They’ve started putting up the Christmas decorations in Porto and it seems so recent that I saw them taking them down but somehow that was last year. I guess that’s how it happens with Christmas, it’s here, it’s gone and it’s back again. Do they store them or make new ones? I’ll have to see if the shapes are the same when they are up and running because I remember them vividly from last year. The Christmas tree issue has become impossible because the fact is that they don’t have (the same type of) pine trees in Portugal. They have a version of a Christmas tree but it’s not what we northern Europeans are used to, so plastic it is, unless we can drive one down from Sweden of course. So, any Swedes driving south in the coming weeks with a van and a whole lot of space, bring a Christmas tree. I suppose this is what millionaires do when they fly in oysters for breakfast.

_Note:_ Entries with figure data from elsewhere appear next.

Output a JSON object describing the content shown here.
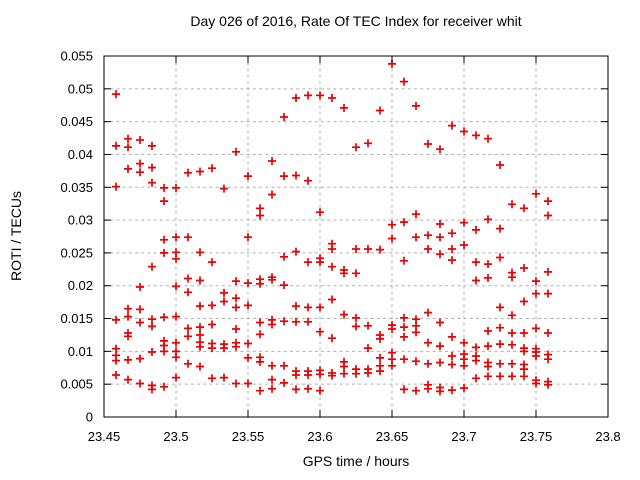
{
  "window": {
    "background": "#ffffff"
  },
  "chart_data": {
    "type": "scatter",
    "title": "Day 026 of 2016, Rate Of TEC Index for receiver whit",
    "xlabel": "GPS time / hours",
    "ylabel": "ROTI / TECUs",
    "xlim": [
      23.45,
      23.8
    ],
    "ylim": [
      0,
      0.055
    ],
    "xticks": [
      23.45,
      23.5,
      23.55,
      23.6,
      23.65,
      23.7,
      23.75,
      23.8
    ],
    "xtick_labels": [
      "23.45",
      "23.5",
      "23.55",
      "23.6",
      "23.65",
      "23.7",
      "23.75",
      "23.8"
    ],
    "yticks": [
      0,
      0.005,
      0.01,
      0.015,
      0.02,
      0.025,
      0.03,
      0.035,
      0.04,
      0.045,
      0.05,
      0.055
    ],
    "ytick_labels": [
      "0",
      "0.005",
      "0.01",
      "0.015",
      "0.02",
      "0.025",
      "0.03",
      "0.035",
      "0.04",
      "0.045",
      "0.05",
      "0.055"
    ],
    "grid": true,
    "legend": "none",
    "marker": "plus",
    "colors": {
      "marker": "#ee0000",
      "grid": "#b0b0b0",
      "axis": "#000000",
      "text": "#000000"
    },
    "points": [
      [
        23.4583,
        0.0492
      ],
      [
        23.4583,
        0.0413
      ],
      [
        23.4583,
        0.0351
      ],
      [
        23.4583,
        0.0148
      ],
      [
        23.4583,
        0.0104
      ],
      [
        23.4583,
        0.0094
      ],
      [
        23.4583,
        0.0086
      ],
      [
        23.4583,
        0.0064
      ],
      [
        23.4667,
        0.0424
      ],
      [
        23.4667,
        0.0411
      ],
      [
        23.4667,
        0.0378
      ],
      [
        23.4667,
        0.0165
      ],
      [
        23.4667,
        0.0153
      ],
      [
        23.4667,
        0.0128
      ],
      [
        23.4667,
        0.0123
      ],
      [
        23.4667,
        0.0087
      ],
      [
        23.4667,
        0.0057
      ],
      [
        23.475,
        0.0422
      ],
      [
        23.475,
        0.0386
      ],
      [
        23.475,
        0.0373
      ],
      [
        23.475,
        0.0198
      ],
      [
        23.475,
        0.0164
      ],
      [
        23.475,
        0.0144
      ],
      [
        23.475,
        0.0089
      ],
      [
        23.475,
        0.0051
      ],
      [
        23.4833,
        0.0413
      ],
      [
        23.4833,
        0.038
      ],
      [
        23.4833,
        0.0357
      ],
      [
        23.4833,
        0.0229
      ],
      [
        23.4833,
        0.0149
      ],
      [
        23.4833,
        0.0138
      ],
      [
        23.4833,
        0.0099
      ],
      [
        23.4833,
        0.0048
      ],
      [
        23.4833,
        0.0042
      ],
      [
        23.4917,
        0.0349
      ],
      [
        23.4917,
        0.0329
      ],
      [
        23.4917,
        0.027
      ],
      [
        23.4917,
        0.025
      ],
      [
        23.4917,
        0.0152
      ],
      [
        23.4917,
        0.0116
      ],
      [
        23.4917,
        0.0109
      ],
      [
        23.4917,
        0.01
      ],
      [
        23.4917,
        0.0046
      ],
      [
        23.5,
        0.0349
      ],
      [
        23.5,
        0.0274
      ],
      [
        23.5,
        0.0251
      ],
      [
        23.5,
        0.0241
      ],
      [
        23.5,
        0.0199
      ],
      [
        23.5,
        0.0153
      ],
      [
        23.5,
        0.0113
      ],
      [
        23.5,
        0.01
      ],
      [
        23.5,
        0.0091
      ],
      [
        23.5,
        0.006
      ],
      [
        23.5083,
        0.0372
      ],
      [
        23.5083,
        0.0274
      ],
      [
        23.5083,
        0.0211
      ],
      [
        23.5083,
        0.019
      ],
      [
        23.5083,
        0.0135
      ],
      [
        23.5083,
        0.0123
      ],
      [
        23.5083,
        0.0081
      ],
      [
        23.5167,
        0.0374
      ],
      [
        23.5167,
        0.0251
      ],
      [
        23.5167,
        0.0208
      ],
      [
        23.5167,
        0.0169
      ],
      [
        23.5167,
        0.0137
      ],
      [
        23.5167,
        0.0125
      ],
      [
        23.5167,
        0.0114
      ],
      [
        23.5167,
        0.0107
      ],
      [
        23.5167,
        0.0077
      ],
      [
        23.525,
        0.0379
      ],
      [
        23.525,
        0.0236
      ],
      [
        23.525,
        0.017
      ],
      [
        23.525,
        0.0141
      ],
      [
        23.525,
        0.0112
      ],
      [
        23.525,
        0.0105
      ],
      [
        23.525,
        0.0059
      ],
      [
        23.5333,
        0.0348
      ],
      [
        23.5333,
        0.0189
      ],
      [
        23.5333,
        0.0176
      ],
      [
        23.5333,
        0.0111
      ],
      [
        23.5333,
        0.0105
      ],
      [
        23.5333,
        0.006
      ],
      [
        23.5417,
        0.0404
      ],
      [
        23.5417,
        0.0207
      ],
      [
        23.5417,
        0.0181
      ],
      [
        23.5417,
        0.0167
      ],
      [
        23.5417,
        0.0134
      ],
      [
        23.5417,
        0.0113
      ],
      [
        23.5417,
        0.0107
      ],
      [
        23.5417,
        0.0051
      ],
      [
        23.55,
        0.0367
      ],
      [
        23.55,
        0.0274
      ],
      [
        23.55,
        0.0204
      ],
      [
        23.55,
        0.017
      ],
      [
        23.55,
        0.0112
      ],
      [
        23.55,
        0.009
      ],
      [
        23.55,
        0.0051
      ],
      [
        23.5583,
        0.0318
      ],
      [
        23.5583,
        0.0307
      ],
      [
        23.5583,
        0.021
      ],
      [
        23.5583,
        0.0203
      ],
      [
        23.5583,
        0.0144
      ],
      [
        23.5583,
        0.0126
      ],
      [
        23.5583,
        0.0091
      ],
      [
        23.5583,
        0.0084
      ],
      [
        23.5583,
        0.004
      ],
      [
        23.5667,
        0.039
      ],
      [
        23.5667,
        0.0339
      ],
      [
        23.5667,
        0.0213
      ],
      [
        23.5667,
        0.0209
      ],
      [
        23.5667,
        0.0148
      ],
      [
        23.5667,
        0.0141
      ],
      [
        23.5667,
        0.0078
      ],
      [
        23.5667,
        0.0057
      ],
      [
        23.5667,
        0.0043
      ],
      [
        23.575,
        0.0457
      ],
      [
        23.575,
        0.0367
      ],
      [
        23.575,
        0.0244
      ],
      [
        23.575,
        0.0201
      ],
      [
        23.575,
        0.0146
      ],
      [
        23.575,
        0.0078
      ],
      [
        23.575,
        0.0052
      ],
      [
        23.5833,
        0.0486
      ],
      [
        23.5833,
        0.0368
      ],
      [
        23.5833,
        0.0252
      ],
      [
        23.5833,
        0.0169
      ],
      [
        23.5833,
        0.0145
      ],
      [
        23.5833,
        0.007
      ],
      [
        23.5833,
        0.0064
      ],
      [
        23.5833,
        0.0042
      ],
      [
        23.5917,
        0.049
      ],
      [
        23.5917,
        0.036
      ],
      [
        23.5917,
        0.0236
      ],
      [
        23.5917,
        0.0167
      ],
      [
        23.5917,
        0.0145
      ],
      [
        23.5917,
        0.007
      ],
      [
        23.5917,
        0.0064
      ],
      [
        23.5917,
        0.0043
      ],
      [
        23.6,
        0.049
      ],
      [
        23.6,
        0.0312
      ],
      [
        23.6,
        0.0242
      ],
      [
        23.6,
        0.0236
      ],
      [
        23.6,
        0.0167
      ],
      [
        23.6,
        0.013
      ],
      [
        23.6,
        0.0071
      ],
      [
        23.6,
        0.0065
      ],
      [
        23.6,
        0.004
      ],
      [
        23.6083,
        0.0486
      ],
      [
        23.6083,
        0.0264
      ],
      [
        23.6083,
        0.0256
      ],
      [
        23.6083,
        0.0229
      ],
      [
        23.6083,
        0.0179
      ],
      [
        23.6083,
        0.012
      ],
      [
        23.6083,
        0.0067
      ],
      [
        23.6083,
        0.0063
      ],
      [
        23.6167,
        0.0471
      ],
      [
        23.6167,
        0.0224
      ],
      [
        23.6167,
        0.0219
      ],
      [
        23.6167,
        0.0156
      ],
      [
        23.6167,
        0.0084
      ],
      [
        23.6167,
        0.0077
      ],
      [
        23.6167,
        0.0066
      ],
      [
        23.625,
        0.0411
      ],
      [
        23.625,
        0.0256
      ],
      [
        23.625,
        0.0219
      ],
      [
        23.625,
        0.0151
      ],
      [
        23.625,
        0.0138
      ],
      [
        23.625,
        0.0073
      ],
      [
        23.625,
        0.0066
      ],
      [
        23.6333,
        0.0417
      ],
      [
        23.6333,
        0.0256
      ],
      [
        23.6333,
        0.0139
      ],
      [
        23.6333,
        0.0105
      ],
      [
        23.6333,
        0.0073
      ],
      [
        23.6333,
        0.0067
      ],
      [
        23.6417,
        0.0467
      ],
      [
        23.6417,
        0.0255
      ],
      [
        23.6417,
        0.0125
      ],
      [
        23.6417,
        0.0119
      ],
      [
        23.6417,
        0.009
      ],
      [
        23.6417,
        0.0078
      ],
      [
        23.6417,
        0.007
      ],
      [
        23.65,
        0.0538
      ],
      [
        23.65,
        0.0293
      ],
      [
        23.65,
        0.0272
      ],
      [
        23.65,
        0.014
      ],
      [
        23.65,
        0.0134
      ],
      [
        23.65,
        0.0098
      ],
      [
        23.65,
        0.0088
      ],
      [
        23.65,
        0.0078
      ],
      [
        23.6583,
        0.0511
      ],
      [
        23.6583,
        0.0297
      ],
      [
        23.6583,
        0.0238
      ],
      [
        23.6583,
        0.0151
      ],
      [
        23.6583,
        0.0137
      ],
      [
        23.6583,
        0.0122
      ],
      [
        23.6583,
        0.0088
      ],
      [
        23.6583,
        0.0042
      ],
      [
        23.6667,
        0.0474
      ],
      [
        23.6667,
        0.0309
      ],
      [
        23.6667,
        0.0274
      ],
      [
        23.6667,
        0.0149
      ],
      [
        23.6667,
        0.0139
      ],
      [
        23.6667,
        0.0129
      ],
      [
        23.6667,
        0.0085
      ],
      [
        23.6667,
        0.004
      ],
      [
        23.675,
        0.0416
      ],
      [
        23.675,
        0.0277
      ],
      [
        23.675,
        0.0256
      ],
      [
        23.675,
        0.0159
      ],
      [
        23.675,
        0.0113
      ],
      [
        23.675,
        0.0081
      ],
      [
        23.675,
        0.0049
      ],
      [
        23.675,
        0.0043
      ],
      [
        23.6833,
        0.0408
      ],
      [
        23.6833,
        0.0294
      ],
      [
        23.6833,
        0.0274
      ],
      [
        23.6833,
        0.0248
      ],
      [
        23.6833,
        0.0144
      ],
      [
        23.6833,
        0.0108
      ],
      [
        23.6833,
        0.0083
      ],
      [
        23.6833,
        0.0045
      ],
      [
        23.6833,
        0.0039
      ],
      [
        23.6917,
        0.0444
      ],
      [
        23.6917,
        0.028
      ],
      [
        23.6917,
        0.0256
      ],
      [
        23.6917,
        0.0239
      ],
      [
        23.6917,
        0.0122
      ],
      [
        23.6917,
        0.0093
      ],
      [
        23.6917,
        0.008
      ],
      [
        23.6917,
        0.0041
      ],
      [
        23.7,
        0.0435
      ],
      [
        23.7,
        0.0296
      ],
      [
        23.7,
        0.0262
      ],
      [
        23.7,
        0.0113
      ],
      [
        23.7,
        0.0096
      ],
      [
        23.7,
        0.0088
      ],
      [
        23.7,
        0.0078
      ],
      [
        23.7,
        0.0044
      ],
      [
        23.7083,
        0.0429
      ],
      [
        23.7083,
        0.0285
      ],
      [
        23.7083,
        0.0236
      ],
      [
        23.7083,
        0.0208
      ],
      [
        23.7083,
        0.0106
      ],
      [
        23.7083,
        0.0093
      ],
      [
        23.7083,
        0.0086
      ],
      [
        23.7083,
        0.0059
      ],
      [
        23.7167,
        0.0424
      ],
      [
        23.7167,
        0.0301
      ],
      [
        23.7167,
        0.0233
      ],
      [
        23.7167,
        0.0212
      ],
      [
        23.7167,
        0.0131
      ],
      [
        23.7167,
        0.0108
      ],
      [
        23.7167,
        0.0083
      ],
      [
        23.7167,
        0.0077
      ],
      [
        23.7167,
        0.0062
      ],
      [
        23.725,
        0.0384
      ],
      [
        23.725,
        0.0287
      ],
      [
        23.725,
        0.0243
      ],
      [
        23.725,
        0.0167
      ],
      [
        23.725,
        0.0136
      ],
      [
        23.725,
        0.0111
      ],
      [
        23.725,
        0.0081
      ],
      [
        23.725,
        0.0062
      ],
      [
        23.7333,
        0.0324
      ],
      [
        23.7333,
        0.022
      ],
      [
        23.7333,
        0.0213
      ],
      [
        23.7333,
        0.0155
      ],
      [
        23.7333,
        0.0128
      ],
      [
        23.7333,
        0.011
      ],
      [
        23.7333,
        0.0081
      ],
      [
        23.7333,
        0.0062
      ],
      [
        23.7417,
        0.0318
      ],
      [
        23.7417,
        0.0227
      ],
      [
        23.7417,
        0.0176
      ],
      [
        23.7417,
        0.0128
      ],
      [
        23.7417,
        0.0105
      ],
      [
        23.7417,
        0.01
      ],
      [
        23.7417,
        0.008
      ],
      [
        23.7417,
        0.0073
      ],
      [
        23.7417,
        0.0062
      ],
      [
        23.75,
        0.034
      ],
      [
        23.75,
        0.0207
      ],
      [
        23.75,
        0.0188
      ],
      [
        23.75,
        0.0135
      ],
      [
        23.75,
        0.0104
      ],
      [
        23.75,
        0.0099
      ],
      [
        23.75,
        0.0093
      ],
      [
        23.75,
        0.0056
      ],
      [
        23.75,
        0.0051
      ],
      [
        23.7583,
        0.0329
      ],
      [
        23.7583,
        0.0307
      ],
      [
        23.7583,
        0.0221
      ],
      [
        23.7583,
        0.0188
      ],
      [
        23.7583,
        0.0128
      ],
      [
        23.7583,
        0.0095
      ],
      [
        23.7583,
        0.0088
      ],
      [
        23.7583,
        0.0054
      ],
      [
        23.7583,
        0.0049
      ]
    ]
  }
}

I went into town again today, my hand strapped up and covered in some relieving cream. Right now I have it in a brace but I have to say it’s improving a lot by hardly using it. Still, getting the lid off the honey jar is still something of an issue. The left is pretty much painless and the right is liable for the occasional spasm and if I touch it in the wrong spot it gives me a bit of a shock. But without being a doctor, I get the feeling that it’s nothing serious, it’s a strain from all that record moving, grabbing them in bunches and taking them out of the shelves. Plus lifting boxes (or trying), pushing, pulling, dragging, slotting squares in spaces, balancing, catching, tipping, leaning, labelling, securing, fastening, taping, slicing, cutting, building, organising, anything involving packing, placing, moving, fixing, filling, discarding, keeping, finding – and moving.
We got a message back from Michel in France about cassettes and he is generously going to send us some (thank you). As they are coming from France there will be no awkward duty questions and believe me there are even awkward duty questions for a bag of old used blank tapes. My days of Amazon UK packages are over unless they come from Germany but it’s better this way anyway. The problem with Penzance as a small town on the end of a leg was that you weren’t going to get much new release traffic. Finding the Dry Cleaning record or the new Colin Blunstone reissue of One Year on double vinyl wasn’t going to be easy in Market Jew Street, the main street of Penzance. So now here today, I ordered that Colin Blunstone album through my local record store (Tubitek). They are going to try and get it for me at least, if not, I’ll be scouring the net to get it somewhere, perhaps even Amazon if I must.
They have two FNAC stores here in Porto. It’s a French department store chain that sells books and records and electronics and cameras and writing pads and pens. I went there today and signed up for a FNAC card and bought some records with a nice discount. I finally got Nick Cave and Warren Ellis’ Carnage plus the new Radiohead, Kid A Mnesia. We bought a camera there a few months ago, it’s a trendy browse and too expensive to visit often but now and again is ok as long as you leave your wallet at home and tie your hands behind your back so you can’t remove your blindfold. Olivia and I went to the musical box shop and the handmade shop and I got Chrissie and birthday prezzies for my grandchildren, do it early, although I think I’m a bit late to make the birthday.
Next in line for The Cure studio albums was Bloodflowers (2000). I like this one, it’s unfussy, more intimate somehow, not all madness and surreal partying and not all cave-dwelling either. It sounds like an album that the masses wouldn’t be able to latch on to but not because of the reasons they couldn’t latch on to Wild Mood Swings. This one is not for people who aren’t really listening. The vocals are close to you, next to you, in the seat beside you. It’s like an acoustic album with electric instruments.